A detailed description of the libraries API can also be found in repository on GitHub.

To use the library you first need to include it:

1
#include <MQTTClient.h>
  • The first line imports the network client library which is different if you are using an Arduino UNO with for example a WiFi shield. Look at the Arduino reference to learn how to connect with your board type and shield.

To allocate a new client add the following line to the top of your sketch:

1
MQTTClient client;
  • Depending on the chosen network client you may need to allocate other objects as well.

Right after the initialization of the other subsystems you can initialize the client:

1
client.begin("broker.shiftr.io", net);
  • Depending on the chosen network client you may need to provide additional information in the second argument.

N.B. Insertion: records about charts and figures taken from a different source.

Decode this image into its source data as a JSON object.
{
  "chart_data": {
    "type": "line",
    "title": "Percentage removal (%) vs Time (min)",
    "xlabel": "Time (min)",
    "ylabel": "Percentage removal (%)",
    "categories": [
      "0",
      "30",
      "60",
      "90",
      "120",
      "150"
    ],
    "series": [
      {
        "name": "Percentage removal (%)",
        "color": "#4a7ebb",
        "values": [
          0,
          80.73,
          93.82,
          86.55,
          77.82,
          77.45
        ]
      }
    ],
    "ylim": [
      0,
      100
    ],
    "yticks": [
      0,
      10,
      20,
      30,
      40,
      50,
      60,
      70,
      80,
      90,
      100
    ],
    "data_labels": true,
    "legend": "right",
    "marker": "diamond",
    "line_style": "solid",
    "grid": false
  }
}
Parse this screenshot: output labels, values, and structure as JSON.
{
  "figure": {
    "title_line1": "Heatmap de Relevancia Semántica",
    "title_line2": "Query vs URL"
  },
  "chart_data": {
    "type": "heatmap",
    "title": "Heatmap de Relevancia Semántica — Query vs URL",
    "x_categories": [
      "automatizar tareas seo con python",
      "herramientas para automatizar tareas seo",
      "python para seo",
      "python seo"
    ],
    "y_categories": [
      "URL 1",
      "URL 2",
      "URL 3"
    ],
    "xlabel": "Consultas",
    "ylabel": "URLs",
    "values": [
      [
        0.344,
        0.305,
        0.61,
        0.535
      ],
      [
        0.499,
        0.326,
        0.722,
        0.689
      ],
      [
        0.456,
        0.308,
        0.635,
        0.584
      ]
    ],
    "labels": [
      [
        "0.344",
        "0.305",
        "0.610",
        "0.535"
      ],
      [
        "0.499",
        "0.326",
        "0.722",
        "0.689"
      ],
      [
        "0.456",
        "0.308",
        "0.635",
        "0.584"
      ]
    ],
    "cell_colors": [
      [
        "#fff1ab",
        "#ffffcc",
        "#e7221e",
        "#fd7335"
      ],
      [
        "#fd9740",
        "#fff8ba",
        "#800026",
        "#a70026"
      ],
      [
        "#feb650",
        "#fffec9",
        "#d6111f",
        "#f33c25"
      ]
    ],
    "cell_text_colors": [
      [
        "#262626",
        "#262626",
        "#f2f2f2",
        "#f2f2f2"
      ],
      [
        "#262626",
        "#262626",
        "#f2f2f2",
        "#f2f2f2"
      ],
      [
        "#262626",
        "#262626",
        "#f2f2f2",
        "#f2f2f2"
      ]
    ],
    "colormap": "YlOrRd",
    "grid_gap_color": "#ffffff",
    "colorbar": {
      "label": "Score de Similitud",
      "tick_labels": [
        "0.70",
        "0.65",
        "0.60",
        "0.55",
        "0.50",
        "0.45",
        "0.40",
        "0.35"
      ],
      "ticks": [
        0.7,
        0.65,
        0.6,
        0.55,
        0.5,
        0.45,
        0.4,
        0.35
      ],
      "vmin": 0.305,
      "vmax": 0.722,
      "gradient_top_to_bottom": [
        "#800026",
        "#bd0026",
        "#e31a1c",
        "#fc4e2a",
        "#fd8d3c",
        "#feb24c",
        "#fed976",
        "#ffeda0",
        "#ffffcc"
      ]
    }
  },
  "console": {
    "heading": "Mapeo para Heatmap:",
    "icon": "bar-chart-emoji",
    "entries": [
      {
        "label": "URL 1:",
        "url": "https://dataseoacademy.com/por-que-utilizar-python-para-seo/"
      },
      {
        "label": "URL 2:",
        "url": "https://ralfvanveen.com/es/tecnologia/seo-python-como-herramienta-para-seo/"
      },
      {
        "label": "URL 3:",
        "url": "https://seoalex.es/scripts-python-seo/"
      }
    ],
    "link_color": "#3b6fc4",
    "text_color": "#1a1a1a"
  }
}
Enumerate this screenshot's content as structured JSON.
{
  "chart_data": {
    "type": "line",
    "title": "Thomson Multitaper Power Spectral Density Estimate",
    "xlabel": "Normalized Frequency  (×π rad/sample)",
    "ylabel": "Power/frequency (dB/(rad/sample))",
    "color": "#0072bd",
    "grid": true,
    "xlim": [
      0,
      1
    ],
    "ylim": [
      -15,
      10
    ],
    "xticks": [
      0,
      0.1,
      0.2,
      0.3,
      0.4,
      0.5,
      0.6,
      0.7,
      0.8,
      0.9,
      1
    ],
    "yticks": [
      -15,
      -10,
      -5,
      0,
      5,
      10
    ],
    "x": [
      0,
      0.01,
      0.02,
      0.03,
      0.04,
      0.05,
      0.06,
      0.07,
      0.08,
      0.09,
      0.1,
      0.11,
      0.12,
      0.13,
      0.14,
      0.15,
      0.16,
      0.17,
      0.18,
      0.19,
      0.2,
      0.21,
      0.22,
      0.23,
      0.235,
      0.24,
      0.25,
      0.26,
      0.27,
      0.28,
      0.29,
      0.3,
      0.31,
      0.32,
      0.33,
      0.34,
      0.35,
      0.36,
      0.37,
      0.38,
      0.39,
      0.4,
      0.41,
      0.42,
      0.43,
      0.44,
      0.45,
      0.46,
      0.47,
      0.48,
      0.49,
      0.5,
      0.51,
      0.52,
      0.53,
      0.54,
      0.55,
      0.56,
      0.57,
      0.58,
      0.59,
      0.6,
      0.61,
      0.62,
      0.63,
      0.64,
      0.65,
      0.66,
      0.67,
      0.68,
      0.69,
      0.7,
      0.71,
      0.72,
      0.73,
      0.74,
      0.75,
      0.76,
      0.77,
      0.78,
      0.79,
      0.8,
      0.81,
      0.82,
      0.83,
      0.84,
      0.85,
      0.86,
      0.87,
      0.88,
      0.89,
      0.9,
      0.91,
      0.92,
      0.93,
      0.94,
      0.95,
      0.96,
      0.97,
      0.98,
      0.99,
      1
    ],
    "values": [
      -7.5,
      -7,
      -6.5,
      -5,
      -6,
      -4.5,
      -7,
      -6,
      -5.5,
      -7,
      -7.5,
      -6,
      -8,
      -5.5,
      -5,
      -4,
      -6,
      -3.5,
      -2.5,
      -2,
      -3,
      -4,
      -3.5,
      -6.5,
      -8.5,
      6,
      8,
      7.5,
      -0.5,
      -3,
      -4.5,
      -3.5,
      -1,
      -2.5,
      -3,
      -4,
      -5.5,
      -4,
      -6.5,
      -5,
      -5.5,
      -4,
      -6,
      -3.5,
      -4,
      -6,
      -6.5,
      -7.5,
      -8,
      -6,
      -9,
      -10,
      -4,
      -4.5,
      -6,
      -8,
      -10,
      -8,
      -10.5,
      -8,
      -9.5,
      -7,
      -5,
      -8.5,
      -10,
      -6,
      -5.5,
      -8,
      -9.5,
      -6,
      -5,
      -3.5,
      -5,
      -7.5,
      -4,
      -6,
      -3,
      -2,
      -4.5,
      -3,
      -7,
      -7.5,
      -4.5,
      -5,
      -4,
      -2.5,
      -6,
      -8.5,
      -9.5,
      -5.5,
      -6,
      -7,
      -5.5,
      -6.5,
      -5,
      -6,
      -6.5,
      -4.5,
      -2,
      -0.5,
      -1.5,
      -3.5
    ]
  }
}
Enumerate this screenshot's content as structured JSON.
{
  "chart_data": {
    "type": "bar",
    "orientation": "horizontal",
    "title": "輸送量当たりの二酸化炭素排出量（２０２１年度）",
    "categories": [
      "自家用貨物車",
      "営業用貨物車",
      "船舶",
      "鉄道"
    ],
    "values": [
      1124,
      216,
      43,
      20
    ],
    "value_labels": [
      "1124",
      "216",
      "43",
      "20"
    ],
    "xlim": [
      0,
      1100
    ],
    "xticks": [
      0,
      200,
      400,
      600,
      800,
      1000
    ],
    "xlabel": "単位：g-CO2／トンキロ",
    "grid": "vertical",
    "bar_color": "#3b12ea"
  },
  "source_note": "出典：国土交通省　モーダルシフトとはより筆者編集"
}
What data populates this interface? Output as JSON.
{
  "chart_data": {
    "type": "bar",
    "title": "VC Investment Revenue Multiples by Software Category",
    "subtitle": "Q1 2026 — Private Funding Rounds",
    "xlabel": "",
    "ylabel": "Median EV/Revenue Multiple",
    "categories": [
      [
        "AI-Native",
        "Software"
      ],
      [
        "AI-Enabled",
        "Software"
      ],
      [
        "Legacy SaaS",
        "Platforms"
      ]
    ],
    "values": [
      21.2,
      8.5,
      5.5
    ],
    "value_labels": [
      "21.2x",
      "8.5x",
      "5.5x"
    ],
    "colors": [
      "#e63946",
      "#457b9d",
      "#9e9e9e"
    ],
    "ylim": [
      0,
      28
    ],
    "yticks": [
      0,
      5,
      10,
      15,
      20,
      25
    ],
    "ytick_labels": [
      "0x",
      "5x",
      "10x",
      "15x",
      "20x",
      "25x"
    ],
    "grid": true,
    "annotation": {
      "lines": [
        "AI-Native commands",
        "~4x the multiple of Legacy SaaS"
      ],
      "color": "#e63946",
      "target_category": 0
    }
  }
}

Finally, you can connect to shiftr.io:

1
client.connect("arduino", "try", "try");
  • The first argument is the clientId, which will be displayed as the connections name in the real-time graph.
  • The second and third argument are the username and password which holds your token credentials.
  • The return value reflects whether the client has successfully connected.

Make subscriptions to receive messages from other clients:

1
client.subscribe("/example");
  • The first argument is the name of the topic to subscribe.

Of course, you can always cancel a subscription by unsubscribing it:

1
client.unsubscribe("/example");
  • The first argument is the name of the topic to unsubscribe.

Most importantly, publish messages to shiftr.io:

1
client.publish("/hello", "world");
  • The first argument is the topic to publish the message to.
  • The second argument is the payload of the message.

To send messages out and check for incoming messages you need to run the loop function in every loop of your program:

1
client.loop();

And last but not least, receive messages from other clients by implementing the callback:

1
2
3
4
5
6
7
void messageReceived(String topic, String payload, char * bytes, unsigned int length) {
  Serial.print("incoming: ");
  Serial.print(topic);
  Serial.print(" - ");
  Serial.print(payload);
  Serial.println();
}
  • The first parameter is the topic of the message.
  • The second parameter is the payload in the form of a string.
  • The third parameter is the pointer to the raw byte array.
  • The fourth parameter is the length of the received payload.

Congratulations, now you are able to work with shiftr.io in your Arduino projects!

Notes

Couple of notes on the usage of the library:

  • You shouldn’t use multiple clients in one Arduino program.
  • The basic client will not automatically reconnect.
  • On the Arduino Yun you can use the YunClient which uses a python script on the linux side to manage the connection.